Thank you! I totally argee with you, but my problem is memory consumption of LLVM compiler & linker. For instance, if Chromium & Libreoffice is being built in parallel, there is high probability that chromium build will be failed due to lack of free memory. I found that "O2" compilation requires several GB of free RAM in specific cases. Another issue is linker, obviously it requires many memory to link huge project (like Chromium or webkitX-gtkX).

But memory is quick cheap now, and it's not a problem to meet memory requirements to build huge packages. What I'm looking for is number, number of RAM required for current state of ports / packages.

Another possible option is to find tool which gather memory footprint / timing statistics of builds. Something like poudriere-perf-stats?...

Thanks!


----------



## kpa (Aug 9, 2015)

Build the problematic ports using -J 1 option for `poudriere bulk`, slower but should allow the ports to be built at least.


----------



## garry (Aug 9, 2015)

Cka3o4Huk said:


> ...sometimes 16GB RAM is not enough for parallel build, but enough for single build.  Now I want to buy powerful desktop, so I want to size it to suite frequent poudriere builds...



Here's my data/experience:
Intel Core i5-2520M (2.5 GHz, low thermal cpu) on Gigabyte Sandybridge micro-atx board with 16 GB DDR memory.
FreeBSD on zfs 128 GB SanDisk SSD
home directory on ZFS mirror pool with two WD Red 1TB hd.

That CPU has four real cores and I let Poudriere use four build jails simultaneously.

I use Poudriere to build my local repository of 2000 packages, including Libreoffice, Firefox, Thunderbird, Java, PostgreSQL, KDE, Haskell, etc.  I haven't had any problem building everything and even use the build machine for browsing the web or watching lectures and videos under Fluxbox while poudriere is busy.  I haven't noticed any problem with running out of memory but sometimess when all four build jails are working on big packages the CPU load gets above 5 and video playback gets choppy for a while.  Of course I generally try to run Poudriere while I'm sleeping.  It's always possible to interrupt a Poudriere bulk build when you need the full power of your computer and then restart it later, so you could just let Poudriere run every night and reclaim your computer for other uses every morning.

The nice thing about that particular cpu is that it never gets hot even at maximum load (highest temp I see is 120 degree F with 3 variable-speed case fans still running almost silently).

If I were building the machine over I would probably still install only 16 GB of memory because (a) it's enough, and (b) I'm poor.  32 GB would be very sweet


----------



## SirDice (Aug 10, 2015)

It should work fine with 4 GB even.

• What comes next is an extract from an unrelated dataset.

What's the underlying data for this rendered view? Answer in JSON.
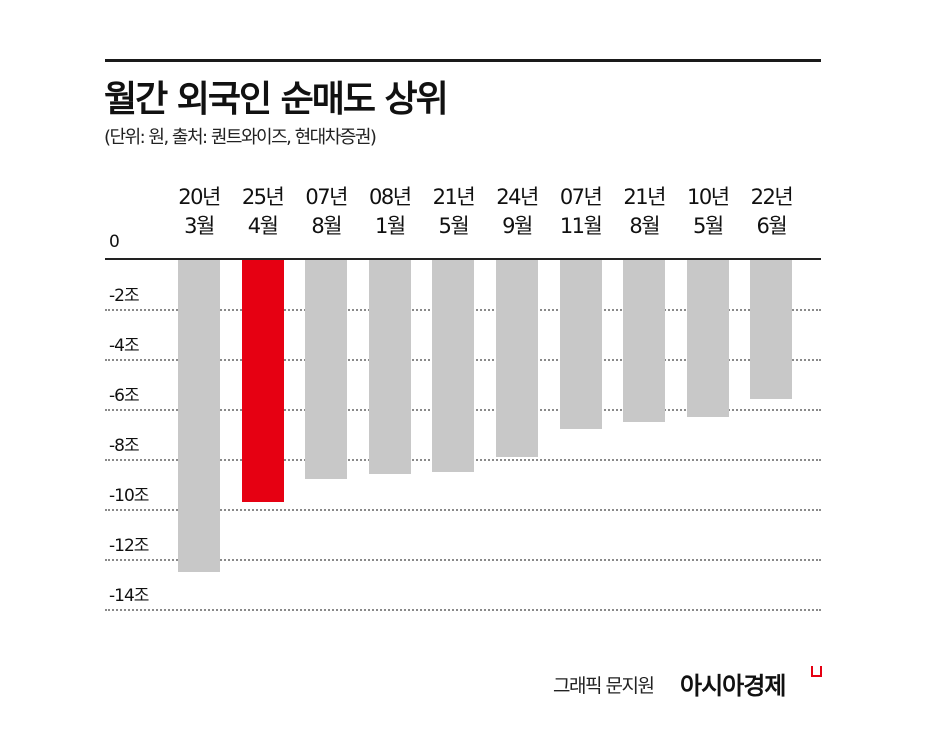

My system at home only has 4 GB and it builds all my packages just fine. Granted, it's not the fastest machine but it gets the job done.


----------



## Cka3o4Huk (Aug 10, 2015)

Thanks you, garry and SirDice!

It sounds reasonable, but could you please tell me what is swap partition size on your machines? Thx!


----------



## garry (Aug 10, 2015)

Cka3o4Huk said:


> Thanks you, garry and SirDice!
> 
> It sounds reasonable, but could you please tell me what is swap partition size on your machines? Thx!


I set the swap partition for 8 GB.  My boot drive is bigger than necessary for the os even with some zfs snapshots, so I want to allot an excess of swap to ensure that the system never runs to the end of swap space even under extremely rare conditions.  

While running poudriere bulk builds with four jails I see that occasionally a tiny bit of swap is used (tens of megabytes).  I've never (but should have) checked for the highwater mark.  I took a peek once when video temporarily got too choppy to watch and there was about 200 Mb of swap in use.  Of course that implies that my 16 Gb of ram was "full" so you see that four jails building four big packages simultaneously can eat up a lot of memory.  If I limit poudriere to 2 jails I never even notice that it's running.


----------



## talsamon (Aug 10, 2015)

When ever a compiler starts to work, it took all resources it can get.


----------